## Reconstruct MNIST with AutoEncoder 


### Import Packages

In [None]:
import torch
import torch.nn as nn
from torch.utils.data import DataLoader
import torchvision
from torchvision import transforms,datasets
import numpy as np

print('pytorch version:',torch.__version__,
      '\ntorchvision version: ',torchvision.__version__,
      '\nnumpy version:' ,np.__version__)

### Settings

In [None]:
# model runs on  GPU or CPU
device = torch.device("cuda:0" if torch.cuda.is_available() else "cpu")

# Hyperparameters
learning_rate = 1e-3 
num_epochs = 10
batch_size = 64

### Dataset: MNIST


In [None]:
train_dataset = datasets.MNIST(root='data', 
                               train=True, 
                               transform=transforms.Compose([
                                    transforms.ToTensor(),
                                ]),
                               download=True)

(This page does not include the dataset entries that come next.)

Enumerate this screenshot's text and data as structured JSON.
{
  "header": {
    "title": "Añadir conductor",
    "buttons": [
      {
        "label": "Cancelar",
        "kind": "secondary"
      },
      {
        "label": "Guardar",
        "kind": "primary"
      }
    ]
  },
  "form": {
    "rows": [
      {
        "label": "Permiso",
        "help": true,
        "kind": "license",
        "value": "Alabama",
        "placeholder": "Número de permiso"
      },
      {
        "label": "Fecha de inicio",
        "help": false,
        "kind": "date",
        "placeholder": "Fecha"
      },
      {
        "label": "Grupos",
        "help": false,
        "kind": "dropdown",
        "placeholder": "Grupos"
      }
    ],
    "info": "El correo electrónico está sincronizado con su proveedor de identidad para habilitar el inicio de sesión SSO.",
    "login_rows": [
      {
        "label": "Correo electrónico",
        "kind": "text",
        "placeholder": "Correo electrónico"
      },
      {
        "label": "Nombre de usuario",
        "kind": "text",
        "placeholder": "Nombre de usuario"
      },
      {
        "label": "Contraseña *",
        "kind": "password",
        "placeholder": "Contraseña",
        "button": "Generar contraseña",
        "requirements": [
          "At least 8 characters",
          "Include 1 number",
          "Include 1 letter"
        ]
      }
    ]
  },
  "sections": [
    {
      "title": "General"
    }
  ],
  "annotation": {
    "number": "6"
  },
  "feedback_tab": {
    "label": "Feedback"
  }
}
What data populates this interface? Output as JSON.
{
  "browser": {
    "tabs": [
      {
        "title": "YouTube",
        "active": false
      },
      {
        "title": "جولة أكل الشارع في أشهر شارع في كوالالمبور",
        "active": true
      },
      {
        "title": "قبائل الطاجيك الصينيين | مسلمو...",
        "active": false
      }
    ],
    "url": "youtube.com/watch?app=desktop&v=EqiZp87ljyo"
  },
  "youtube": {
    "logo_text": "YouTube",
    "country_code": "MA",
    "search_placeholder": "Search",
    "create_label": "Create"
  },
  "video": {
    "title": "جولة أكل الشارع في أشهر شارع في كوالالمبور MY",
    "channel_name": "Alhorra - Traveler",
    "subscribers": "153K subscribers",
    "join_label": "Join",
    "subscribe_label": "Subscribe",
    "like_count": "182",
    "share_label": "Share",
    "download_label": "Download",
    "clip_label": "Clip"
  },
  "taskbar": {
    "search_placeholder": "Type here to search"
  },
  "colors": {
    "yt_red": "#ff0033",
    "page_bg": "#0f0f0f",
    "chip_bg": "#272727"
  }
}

test_dataset = datasets.MNIST(root='data', 
                              train=False, 
                              transform=transforms.Compose([
                                    transforms.ToTensor(),
                                ]))

train_loader = DataLoader(dataset=train_dataset, 
                          batch_size=batch_size, 
                          shuffle=True)

test_loader = DataLoader(dataset=test_dataset, 
                         batch_size=batch_size, 
                         shuffle=False)

### Define AE

In [None]:
class AE(nn.Module):

    def __init__(self):
        super(AE, self).__init__()
        # [b, 784] => [b, 20]
        self.encoder = nn.Sequential(
            nn.Linear(784, 256),
            nn.ReLU(),
            nn.Linear(256, 64),
            nn.ReLU(),
            nn.Linear(64, 20),
            nn.ReLU()
        )
        # [b, 20] => [b, 784]
        self.decoder = nn.Sequential(
            nn.Linear(20, 64),
            nn.ReLU(),
            nn.Linear(64, 256),
            nn.ReLU(),
            nn.Linear(256, 784),
            nn.Sigmoid()
        )

    def forward(self, x):
        batchsz = x.size(0)
        # flatten
        x = x.view(batchsz, 784)
        # encoder
        x = self.encoder(x)
        # decoder
        x = self.decoder(x)
        # reshape
        x = x.view(batchsz, 1, 28, 28)

        return x, None
    

### Init AE, define optimizer and loss function

In [None]:
model = AE()
model = model.to(device)

optimizer = torch.optim.SGD(model.parameters(), lr=learning_rate)
criteon = nn.MSELoss().to(device)

### Training AE

In [None]:
for epoch in range(num_epochs):

    model.train()
    for batch_idx, (x, _) in enumerate(train_loader):
        x = x.to(device)
        x = x.view(-1, 28*28)
        
        # forward
        x_hat = model(x)
        loss = criteon(x_hat, x)

        # backprop
        optimizer.zero_grad()
        loss.backward()
        optimizer.step()

        if batch_idx % 100 == 0:
            print('Train Epoch: {} [{}/{} ({:.0f}%)]\tLoss: {:.6f}'.format(
                epoch, batch_idx * len(x), len(train_loader.dataset),
                       100. * batch_idx / len(train_loader), loss.item()))
    
    model.eval()
    with torch.no_grad():
        for x, _ in test_loader:
            x = x.to(device)
            x = x.view(-1, 28*28)

            x_hat = model(x)